I saw the man lurking at the edge of town yesterday; sticking to the alleys and ducking through back yards. Town gossip hinted that he was a purveyor of potions and spells and that he must be in town to make a delivery. The town council prefers folk to stick to the new science so they asked the Sheriff to send the message that he wasn’t welcome. Normally I refuse extra assignments like this, seeing as how I’m a single parent now; but with Ayla sick at home in bed and doctors not doing anything, I had extra reason to track the man down.

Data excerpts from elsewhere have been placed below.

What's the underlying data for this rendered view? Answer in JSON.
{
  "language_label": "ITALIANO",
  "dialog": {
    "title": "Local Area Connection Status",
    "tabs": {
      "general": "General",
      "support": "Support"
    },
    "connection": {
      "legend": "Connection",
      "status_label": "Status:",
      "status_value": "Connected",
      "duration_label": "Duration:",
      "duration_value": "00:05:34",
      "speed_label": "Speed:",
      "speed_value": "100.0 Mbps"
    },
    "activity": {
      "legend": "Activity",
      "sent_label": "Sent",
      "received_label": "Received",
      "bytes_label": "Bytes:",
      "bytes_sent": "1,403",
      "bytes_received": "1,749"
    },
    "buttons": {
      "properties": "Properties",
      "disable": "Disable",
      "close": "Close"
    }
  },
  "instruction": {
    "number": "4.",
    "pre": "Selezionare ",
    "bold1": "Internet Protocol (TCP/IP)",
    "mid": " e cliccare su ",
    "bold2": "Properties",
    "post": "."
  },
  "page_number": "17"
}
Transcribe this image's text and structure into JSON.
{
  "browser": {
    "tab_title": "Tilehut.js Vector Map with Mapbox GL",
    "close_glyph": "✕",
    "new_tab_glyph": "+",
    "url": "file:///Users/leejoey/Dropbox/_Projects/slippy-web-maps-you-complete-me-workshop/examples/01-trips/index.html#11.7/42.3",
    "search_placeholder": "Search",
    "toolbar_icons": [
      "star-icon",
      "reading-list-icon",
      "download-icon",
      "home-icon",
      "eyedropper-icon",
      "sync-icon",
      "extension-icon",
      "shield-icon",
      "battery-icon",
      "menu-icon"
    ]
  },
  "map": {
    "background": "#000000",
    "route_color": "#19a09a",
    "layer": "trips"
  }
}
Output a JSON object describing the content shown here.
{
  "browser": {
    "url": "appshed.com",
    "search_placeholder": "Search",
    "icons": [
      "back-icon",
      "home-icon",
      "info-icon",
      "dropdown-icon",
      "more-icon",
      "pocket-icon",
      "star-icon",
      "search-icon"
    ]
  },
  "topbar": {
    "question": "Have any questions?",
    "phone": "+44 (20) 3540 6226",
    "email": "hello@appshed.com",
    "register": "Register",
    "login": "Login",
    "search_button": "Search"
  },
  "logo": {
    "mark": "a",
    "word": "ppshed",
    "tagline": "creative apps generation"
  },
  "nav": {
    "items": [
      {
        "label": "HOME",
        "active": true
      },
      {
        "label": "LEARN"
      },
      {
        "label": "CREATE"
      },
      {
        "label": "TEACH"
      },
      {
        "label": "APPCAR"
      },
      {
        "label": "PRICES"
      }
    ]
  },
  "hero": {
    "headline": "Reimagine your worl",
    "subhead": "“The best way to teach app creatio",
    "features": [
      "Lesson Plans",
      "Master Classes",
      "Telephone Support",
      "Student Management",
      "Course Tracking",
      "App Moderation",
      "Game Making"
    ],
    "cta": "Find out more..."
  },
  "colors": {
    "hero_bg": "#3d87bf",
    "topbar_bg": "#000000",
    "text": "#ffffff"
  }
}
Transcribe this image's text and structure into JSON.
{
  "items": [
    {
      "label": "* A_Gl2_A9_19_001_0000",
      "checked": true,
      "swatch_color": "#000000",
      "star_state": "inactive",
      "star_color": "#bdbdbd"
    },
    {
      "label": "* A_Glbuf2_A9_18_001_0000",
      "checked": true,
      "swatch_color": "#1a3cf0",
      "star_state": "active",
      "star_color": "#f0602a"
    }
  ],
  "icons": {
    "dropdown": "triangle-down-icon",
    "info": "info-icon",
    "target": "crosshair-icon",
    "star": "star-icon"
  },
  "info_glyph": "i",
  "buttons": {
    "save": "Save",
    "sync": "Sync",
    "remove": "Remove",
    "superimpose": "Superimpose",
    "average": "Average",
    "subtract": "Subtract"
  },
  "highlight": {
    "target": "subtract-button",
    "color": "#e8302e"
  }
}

It takes patience to follow a trail through the woods; you look twice before you place your foot once. If you get off track, no amount of retracing will set you right again. When the man left town at dusk I marked where he ducked into the forest that skirted the town’s edge. Even in the dark, though, he had been careful as he made his way through the forest, sidling sideways so the trees barely knew he was there. I paused at the distant sound of a train whistle, stilled my breathing to get my bearings in the woods. The sound of trickling water bubbled up to my left where I spied a shallow ravine sheltering a rivulet of water. On a hunch, I followed the water upstream. Around a bend I saw it, an ancient oak had fallen in the distant past and he had used the sheltering arc of roots to construct a shelter. A deerskin flap served as a door, an axe was embedded in an old tree stump, fish were drying on a line strung between trees, and there was a line of vegetable beds between the stream and his hovel.
Suddenly, he charged out from behind the deerskin flap, grasping the handle of the axe, he swung it high above his head.
“What be your business,” he shouted, “for I cannot abide trespassers.”
I stepped up from the stream, my hands in the air, “I bear a message and a request,” I shouted back.
He casually swung the axe from hand to hand, eying me.
“Well,” he demanded, “out with it.”
“The town council, they’re not so fond of your brand of trade and wish to discourage it.”
“Is that it then? The message and the request?”
“Naught, that’s just the message, the request is on behalf of myself, not the town council. The council’s message though, and my request, puts me in mind of a partnership.”
“What’s your request, then, and what do you mean by a partnership. If you’re looking to learn, you should know, I’m not looking for any apprentices.”
“Naught, I need a spell or a potion for my daughter who’s been sick in bed for weeks now with no help in sight from the doctors. My partnership idea is this, you see, people notice when you come to town. The council notices. The Sheriff and Constable notice. It’s because you don’t live in town so you stand out. If you had a partner, someone who lived in town, you’re partner could pass the requests to you and the cures to the town folk.”
The axe swung from hand to hand as he thought. Dappled sunlight moved across the patchy grass in front of the lean-to. Something rustled in the underbrush off to the right. My eyes never left him or the track of the axe.
Finally, he nodded.
“Sit,” he shouted, the axe landing back in the tree stump with a thunk, “I’ll boil water for tea and after you tell me what’s ailing your daughter, we’ll discuss this partnership idea of yours.”
I breathed out. Just like tracking, revenge requires patience. I knew what ailed my daughter. It was the same that took my wife last year. My poor wife went to her grave ardently believing in everything this fool had sold her. The town council merely wanted money from him, in the form of fees for licenses. I wanted him to feel the hollowing out of lost hope, of abandonment. Our partnership would be the end of him.